Interview von Katharina Wetzel

Sie kennt die indischen Bedürfnisse und versteht die deutschen Vorlieben. Sonia Prashar, 45, leitet die Geschäfte der Messe Nürnberg in Indien. Sieben Mal im Jahr reist sie nach Deutschland. Schließlich muss sie Nürnberger Flaggschiffe wie die Biolebensmittelmesse Biofach etablieren und oft erst mal ein Bewusstsein dafür schaffen. Wie ihr das gelingt, sagt die Managerin im Gespräch.

SZ: Sie sind seit fünf Jahren die Geschäftsführerin der Messe Nürnberg in Indien. Das hat Ihnen auch den Titel "Superwoman of Indian exhibition industry" eingebracht. Wie kam es dazu?

Sonia Prashar: Den Titel bekam ich vor zwei Jahren durch die IEIA (Indian Exhibition Industry Association) verliehen, den indischen Messeverband. Ich bin seit 22 Jahren in der Messebranche und arbeitete schon immer sehr eng mit deutschen Messegesellschaften sowie den Industrieverbänden zusammen. Auch die Messeabteilung der deutsch-indischen Handelskammer, bei der ich zuvor arbeitete, ist sehr eng in das Geschäft involviert. Meine Aufgabe war es dort, deutsche Messeveranstalter für den indischen Markt zu begeistern. Für jedes deutsche Unternehmen ist es wichtig, einen zuverlässigen und vertrauensvollen Partner zu finden. Wir haben Vertrauen geschaffen.

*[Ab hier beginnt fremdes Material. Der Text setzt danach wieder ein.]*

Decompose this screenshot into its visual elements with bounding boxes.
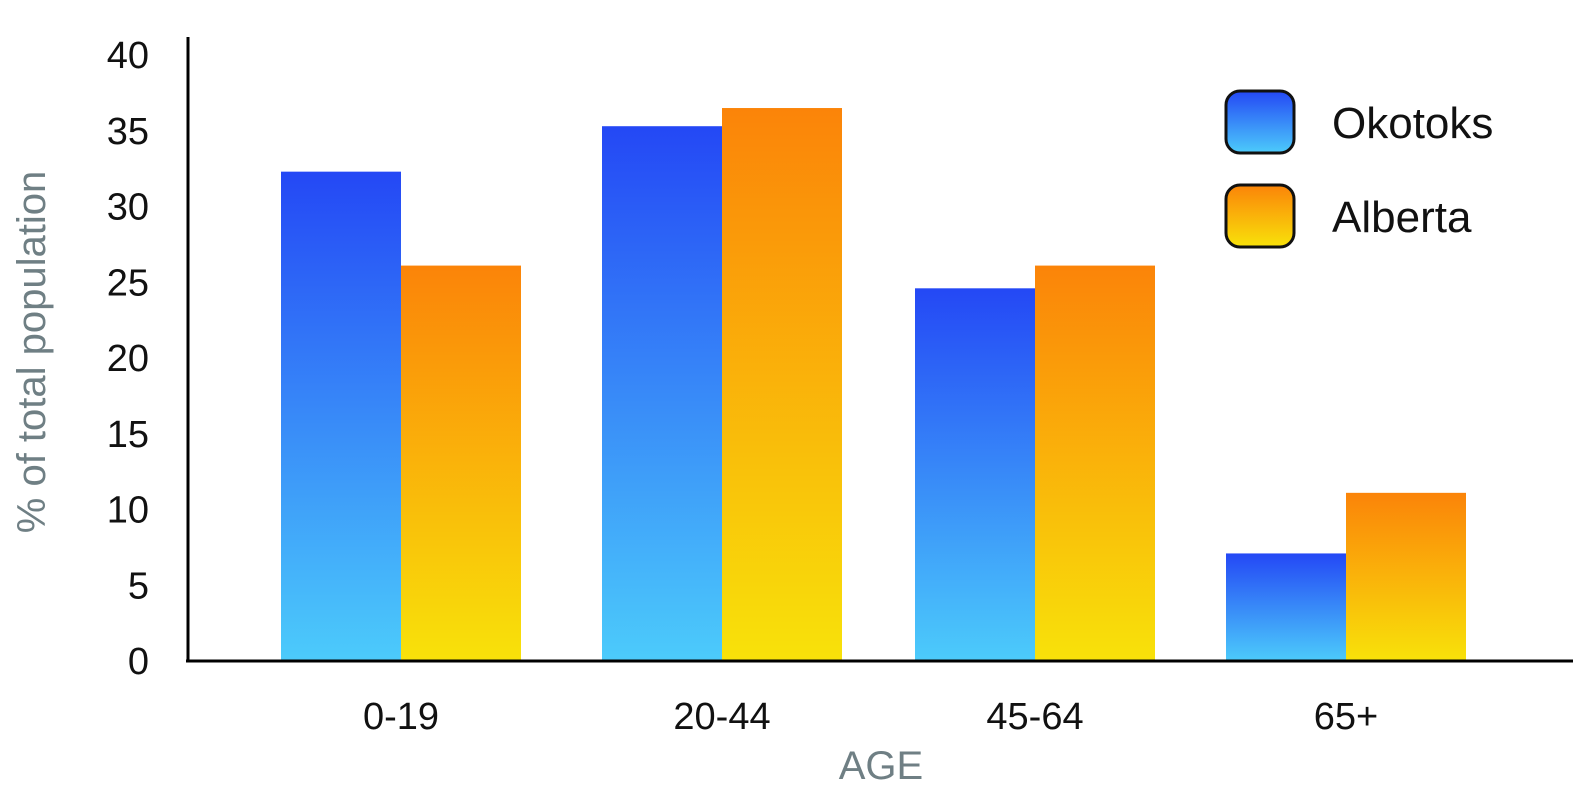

Die Messe Nürnberg kam erst relativ spät nach Indien, oder?

Ja, aber was wir in den vergangenen fünf Jahren erreicht haben, ist bemerkenswert. Wir befassen uns mit Industriebranchen wie etwa Klimatechnik, Brandschutz, Gebäudesicherheit und Fenster- und Fassadenbau. Der Zeitpunkt für diese spezialisierten Fachmessen war richtig.

Im Mai haben Sie die IT-Sicherheitsmesse It-sa in Mumbai gestartet. Wie lief die Premiere?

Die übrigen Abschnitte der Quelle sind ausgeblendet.